The work was made during my residency in Morocco. Rather than “painting Morocco” directly, I wanted to let only the sensation remain: heat in the red ground, ornamental pattern reduced to a faint lattice, plant forms that feel halfway between domestic décor and a small, private garden. In that sense, the painting is less a still life than a compressed landscape of remembrance, where the true subject is the atmosphere of a room remembered from a distance.
My practice is rooted in memory-driven images that sit somewhere between landscape, still life and interior. I draw on writers like W.G. Sebald and Marcel Proust, who show how the past is never retrieved whole, but continually reconstructed through small sensory triggers. Philosophically, I am close to a phenomenological view of memory: we don’t simply “recall” the past, we remake it in the present through perception. In “Quiet Bloom of Memory,” this appears in the way colour refuses realism — the red background is too saturated, the greens of the vase too deep, the plant too light to be plausible — yet together they feel emotionally true. The image is built not from observation but from the way the scene insists in my mind.
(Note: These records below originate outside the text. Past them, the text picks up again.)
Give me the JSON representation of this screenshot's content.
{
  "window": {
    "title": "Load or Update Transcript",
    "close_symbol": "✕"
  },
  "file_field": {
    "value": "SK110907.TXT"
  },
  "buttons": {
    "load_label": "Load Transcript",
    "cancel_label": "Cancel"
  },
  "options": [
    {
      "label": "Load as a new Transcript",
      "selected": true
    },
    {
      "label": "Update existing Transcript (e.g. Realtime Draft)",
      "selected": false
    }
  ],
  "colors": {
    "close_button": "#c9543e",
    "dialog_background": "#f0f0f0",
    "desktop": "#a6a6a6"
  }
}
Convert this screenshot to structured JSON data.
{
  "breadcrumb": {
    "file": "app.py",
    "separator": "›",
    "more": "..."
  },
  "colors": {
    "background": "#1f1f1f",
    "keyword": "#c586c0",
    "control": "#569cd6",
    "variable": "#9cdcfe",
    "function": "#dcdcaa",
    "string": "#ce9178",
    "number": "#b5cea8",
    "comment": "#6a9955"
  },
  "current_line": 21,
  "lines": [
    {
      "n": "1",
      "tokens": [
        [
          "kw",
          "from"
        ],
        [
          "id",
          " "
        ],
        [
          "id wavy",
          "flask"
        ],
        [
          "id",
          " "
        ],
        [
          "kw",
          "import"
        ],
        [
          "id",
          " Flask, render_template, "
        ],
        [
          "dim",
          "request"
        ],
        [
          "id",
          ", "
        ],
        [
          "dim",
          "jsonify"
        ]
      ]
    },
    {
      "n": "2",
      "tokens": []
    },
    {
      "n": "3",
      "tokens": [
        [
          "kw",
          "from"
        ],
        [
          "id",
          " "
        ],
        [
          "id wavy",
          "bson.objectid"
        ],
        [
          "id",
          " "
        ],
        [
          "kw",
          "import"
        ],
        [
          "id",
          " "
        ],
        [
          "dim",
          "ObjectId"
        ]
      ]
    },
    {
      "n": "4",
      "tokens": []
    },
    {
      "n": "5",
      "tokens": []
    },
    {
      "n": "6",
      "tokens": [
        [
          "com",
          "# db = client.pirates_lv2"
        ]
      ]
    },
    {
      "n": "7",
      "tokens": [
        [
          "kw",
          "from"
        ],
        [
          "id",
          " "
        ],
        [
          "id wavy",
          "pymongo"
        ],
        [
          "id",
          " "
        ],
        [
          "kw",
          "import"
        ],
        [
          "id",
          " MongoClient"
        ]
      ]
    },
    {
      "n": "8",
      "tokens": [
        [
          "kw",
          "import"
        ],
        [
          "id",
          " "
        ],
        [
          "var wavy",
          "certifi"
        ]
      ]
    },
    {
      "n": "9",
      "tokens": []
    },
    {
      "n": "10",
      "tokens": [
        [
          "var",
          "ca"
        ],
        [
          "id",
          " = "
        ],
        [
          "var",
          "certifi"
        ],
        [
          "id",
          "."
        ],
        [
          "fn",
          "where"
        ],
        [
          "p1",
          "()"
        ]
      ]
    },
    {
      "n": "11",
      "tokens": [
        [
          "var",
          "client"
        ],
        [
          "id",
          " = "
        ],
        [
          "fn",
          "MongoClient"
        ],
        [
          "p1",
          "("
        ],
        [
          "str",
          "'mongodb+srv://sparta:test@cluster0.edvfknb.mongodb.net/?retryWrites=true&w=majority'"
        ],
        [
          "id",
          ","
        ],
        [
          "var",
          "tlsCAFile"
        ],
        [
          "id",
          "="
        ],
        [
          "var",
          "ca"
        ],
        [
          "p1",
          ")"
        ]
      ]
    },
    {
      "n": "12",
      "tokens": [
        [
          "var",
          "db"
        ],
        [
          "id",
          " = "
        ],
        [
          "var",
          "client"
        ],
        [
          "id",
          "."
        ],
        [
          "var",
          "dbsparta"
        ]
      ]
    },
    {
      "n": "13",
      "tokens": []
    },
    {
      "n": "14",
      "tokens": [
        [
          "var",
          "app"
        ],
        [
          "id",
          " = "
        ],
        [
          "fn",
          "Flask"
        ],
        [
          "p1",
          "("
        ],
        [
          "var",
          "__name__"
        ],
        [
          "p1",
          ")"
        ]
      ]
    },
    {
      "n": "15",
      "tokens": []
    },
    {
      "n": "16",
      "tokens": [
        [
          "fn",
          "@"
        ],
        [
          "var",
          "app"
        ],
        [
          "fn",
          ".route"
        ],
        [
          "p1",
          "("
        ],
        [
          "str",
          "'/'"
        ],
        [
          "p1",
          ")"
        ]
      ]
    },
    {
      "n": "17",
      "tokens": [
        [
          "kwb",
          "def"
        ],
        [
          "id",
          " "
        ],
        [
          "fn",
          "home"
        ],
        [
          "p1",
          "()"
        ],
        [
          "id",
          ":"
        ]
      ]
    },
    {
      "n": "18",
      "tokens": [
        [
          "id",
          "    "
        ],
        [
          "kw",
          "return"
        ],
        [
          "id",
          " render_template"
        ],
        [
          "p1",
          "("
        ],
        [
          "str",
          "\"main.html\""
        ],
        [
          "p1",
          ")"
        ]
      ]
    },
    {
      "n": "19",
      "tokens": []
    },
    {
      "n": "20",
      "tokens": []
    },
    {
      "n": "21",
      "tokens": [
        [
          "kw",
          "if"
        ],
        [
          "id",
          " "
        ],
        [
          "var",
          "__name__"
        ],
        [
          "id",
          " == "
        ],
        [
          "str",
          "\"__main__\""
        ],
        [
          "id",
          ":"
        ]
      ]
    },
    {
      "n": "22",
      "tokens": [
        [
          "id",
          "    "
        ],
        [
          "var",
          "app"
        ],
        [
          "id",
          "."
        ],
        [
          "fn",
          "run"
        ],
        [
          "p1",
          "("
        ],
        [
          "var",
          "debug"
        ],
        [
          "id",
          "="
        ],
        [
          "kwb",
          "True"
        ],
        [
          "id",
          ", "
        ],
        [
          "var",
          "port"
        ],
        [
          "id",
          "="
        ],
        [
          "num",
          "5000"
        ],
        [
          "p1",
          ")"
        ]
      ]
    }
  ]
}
Formally and materially, the painting extends the concerns of my wider practice: using bold, non-naturalistic palettes, flattening and simplifying forms, and letting the surface remain visibly worked so that time and revision are present in the image. Even though this piece is more stripped back than some of my larger, multi-layered landscapes, it is representative of my work because it treats a modest motif as a vessel for longing and displacement. The plant is a stand‑in for the fragile persistence of a memory; the vase and grid hold it in place, just as I use painting to hold onto places that are always receding. In that way, “Quiet Bloom of Memory” is a quiet, concentrated statement of what I am trying to do as an artist: turn the ordinary into a site where remembered time can bloom again.